Features and innovations
In this article, we explain how our data science expert Timofej goes about developing the AI model for workforce planning. You can find out why he is working on AI-based workforce planning for the warehouse in the interview "AI-based workforce planning: the invisible helper for the warehouse. (Part 1/3)".
We asked Timofej how he processes the data from the logs.
This involves several steps. I start by extracting relevant data from the SuPCIS-L8 warehouse management system. I then clean and correct it where necessary. I then use the processed data for machine learning by developing and training AI models. Finally, I evaluate the models and carry out further iterations if necessary.
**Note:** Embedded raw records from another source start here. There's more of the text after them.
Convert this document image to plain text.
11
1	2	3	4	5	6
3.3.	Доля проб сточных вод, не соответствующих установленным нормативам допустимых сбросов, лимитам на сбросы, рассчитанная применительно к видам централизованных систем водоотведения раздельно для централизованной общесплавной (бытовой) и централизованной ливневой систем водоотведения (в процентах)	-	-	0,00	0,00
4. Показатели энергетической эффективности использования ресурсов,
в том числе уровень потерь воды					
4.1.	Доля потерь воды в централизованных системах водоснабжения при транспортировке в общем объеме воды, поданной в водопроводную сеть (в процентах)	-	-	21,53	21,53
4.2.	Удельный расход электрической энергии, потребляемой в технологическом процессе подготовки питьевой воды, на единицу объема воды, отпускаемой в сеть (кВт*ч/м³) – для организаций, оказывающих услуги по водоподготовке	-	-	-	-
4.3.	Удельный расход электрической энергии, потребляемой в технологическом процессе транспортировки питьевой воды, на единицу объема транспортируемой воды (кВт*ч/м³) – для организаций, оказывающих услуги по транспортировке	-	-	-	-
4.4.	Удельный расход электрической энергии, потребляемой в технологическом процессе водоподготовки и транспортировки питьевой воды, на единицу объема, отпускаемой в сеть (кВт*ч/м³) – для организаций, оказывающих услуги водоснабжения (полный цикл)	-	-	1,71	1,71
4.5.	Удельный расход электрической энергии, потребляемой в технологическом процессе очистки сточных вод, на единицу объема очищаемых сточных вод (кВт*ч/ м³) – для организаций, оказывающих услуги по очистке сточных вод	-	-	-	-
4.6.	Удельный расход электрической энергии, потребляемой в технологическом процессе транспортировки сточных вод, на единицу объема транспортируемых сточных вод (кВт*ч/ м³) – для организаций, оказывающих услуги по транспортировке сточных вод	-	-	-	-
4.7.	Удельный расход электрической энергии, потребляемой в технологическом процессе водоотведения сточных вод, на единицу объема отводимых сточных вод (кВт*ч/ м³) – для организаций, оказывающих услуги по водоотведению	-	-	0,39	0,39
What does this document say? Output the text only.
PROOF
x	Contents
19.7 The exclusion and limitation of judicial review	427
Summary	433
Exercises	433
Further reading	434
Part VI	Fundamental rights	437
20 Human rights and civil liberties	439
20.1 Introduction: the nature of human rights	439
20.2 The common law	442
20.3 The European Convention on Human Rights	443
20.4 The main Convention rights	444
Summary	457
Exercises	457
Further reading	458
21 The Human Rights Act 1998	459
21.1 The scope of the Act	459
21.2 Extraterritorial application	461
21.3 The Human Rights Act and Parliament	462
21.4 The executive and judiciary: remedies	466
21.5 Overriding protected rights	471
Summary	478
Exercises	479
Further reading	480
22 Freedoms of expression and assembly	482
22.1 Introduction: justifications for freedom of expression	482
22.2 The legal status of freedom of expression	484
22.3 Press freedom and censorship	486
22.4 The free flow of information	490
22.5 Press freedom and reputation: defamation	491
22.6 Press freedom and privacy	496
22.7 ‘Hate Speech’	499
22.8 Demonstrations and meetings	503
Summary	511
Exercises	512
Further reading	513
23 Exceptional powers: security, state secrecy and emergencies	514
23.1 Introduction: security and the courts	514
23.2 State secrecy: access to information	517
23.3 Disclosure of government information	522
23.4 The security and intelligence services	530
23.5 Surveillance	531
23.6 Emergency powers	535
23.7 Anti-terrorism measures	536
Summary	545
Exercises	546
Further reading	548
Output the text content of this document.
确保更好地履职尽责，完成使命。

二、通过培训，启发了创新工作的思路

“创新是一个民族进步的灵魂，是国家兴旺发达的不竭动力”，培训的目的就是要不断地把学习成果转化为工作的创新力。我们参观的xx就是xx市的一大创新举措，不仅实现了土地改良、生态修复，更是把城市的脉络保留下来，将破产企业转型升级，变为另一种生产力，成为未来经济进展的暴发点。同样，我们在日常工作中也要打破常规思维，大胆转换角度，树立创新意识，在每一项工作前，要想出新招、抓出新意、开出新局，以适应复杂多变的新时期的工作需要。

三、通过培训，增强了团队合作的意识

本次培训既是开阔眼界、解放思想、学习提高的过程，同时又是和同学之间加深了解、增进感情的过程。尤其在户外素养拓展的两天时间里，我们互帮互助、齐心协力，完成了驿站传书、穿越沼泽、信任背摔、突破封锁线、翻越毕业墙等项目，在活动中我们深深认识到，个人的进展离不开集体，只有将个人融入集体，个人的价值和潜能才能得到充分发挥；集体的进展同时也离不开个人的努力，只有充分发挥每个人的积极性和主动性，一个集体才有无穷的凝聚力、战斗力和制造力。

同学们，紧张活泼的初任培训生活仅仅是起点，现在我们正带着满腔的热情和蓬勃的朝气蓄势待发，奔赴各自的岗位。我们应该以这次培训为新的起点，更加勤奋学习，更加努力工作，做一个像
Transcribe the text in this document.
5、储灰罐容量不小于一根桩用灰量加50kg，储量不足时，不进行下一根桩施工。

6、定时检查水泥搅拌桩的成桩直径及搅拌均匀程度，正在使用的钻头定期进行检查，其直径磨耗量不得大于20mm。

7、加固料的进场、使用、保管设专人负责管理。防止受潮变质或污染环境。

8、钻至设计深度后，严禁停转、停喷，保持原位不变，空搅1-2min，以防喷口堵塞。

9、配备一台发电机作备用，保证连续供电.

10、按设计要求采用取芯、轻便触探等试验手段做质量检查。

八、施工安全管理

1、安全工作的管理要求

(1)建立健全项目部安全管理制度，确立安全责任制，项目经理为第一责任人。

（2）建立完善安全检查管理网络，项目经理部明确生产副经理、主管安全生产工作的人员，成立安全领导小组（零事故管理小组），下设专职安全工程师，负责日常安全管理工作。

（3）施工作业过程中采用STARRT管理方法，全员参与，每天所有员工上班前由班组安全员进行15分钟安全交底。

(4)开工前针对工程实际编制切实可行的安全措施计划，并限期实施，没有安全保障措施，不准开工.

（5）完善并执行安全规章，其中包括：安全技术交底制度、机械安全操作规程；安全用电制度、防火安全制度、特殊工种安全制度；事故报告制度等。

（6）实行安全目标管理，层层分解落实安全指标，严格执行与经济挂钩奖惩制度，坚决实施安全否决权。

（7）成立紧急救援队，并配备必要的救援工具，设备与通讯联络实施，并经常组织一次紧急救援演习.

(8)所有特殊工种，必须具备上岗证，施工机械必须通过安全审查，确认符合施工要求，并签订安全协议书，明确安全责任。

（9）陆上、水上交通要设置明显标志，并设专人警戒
Thissounds easy, but there's much more to it than that. We explain the individual steps in more detail.
The first step is to extract the relevant data from various files. These files store information in text form and document actions in the SuPCIS-L8 warehouse management system. Automated scripts take over the extraction.
After extraction, the data is cleansed where necessary. Incorrect, incomplete or irrelevant data is removed or corrected. This is crucial, as the quality of the data influences the accuracy of the predictions and models derived from it. Formatting is also standardized to ensure consistent data formats and units.
Other data sources are also used, which are then linked to the extracted data. For this purpose, the data records are reconciled using common keys. These links provide a complete picture of workflows and resource utilization.
In the next step, features for the prediction models are created from the cleansed and integrated data. The aim is to prepare the data in such a way that it can be used for machine learning.
This data can then be used to carry out exploratory analyses in order to get to the bottom of the underlying dynamics. This identifies patterns and trends that point to opportunities for improvement. This step is crucial to understanding which factors influence workload and workforce planning.
The analyzed data and the developed features are used to feed the AI models. This is done using machine learning techniques such as decision trees, random forests or neural networks. These models are trained to recognize patterns and make predictions, such as the number of employees required for upcoming shifts.
After development, the models are evaluated to check their accuracy and effectiveness. This is done through tests with real data. Based on these results, the models are adapted and refined to improve their performance.
Now we will look at the analysis of time series to see how patterns are recognized.
The first step is to collect data. Data points such as sales figures, stock levels, weather data and other relevant values are recorded at regular intervals.
After collection, the data is cleansed, outliers are removed, missing values are added and the consistency of the data is ensured. An exploratory data analysis (EDA) is then carried out. The data is then examined visually in order to gain initial insights. Time series diagrams are created to identify patterns, trends and seasonalities.
An important step is the decomposition of the time series. This involves breaking it down into trends, seasonality and a random component. These steps help to understand the long-term direction of the data, identify recurring patterns and isolate irregular fluctuations.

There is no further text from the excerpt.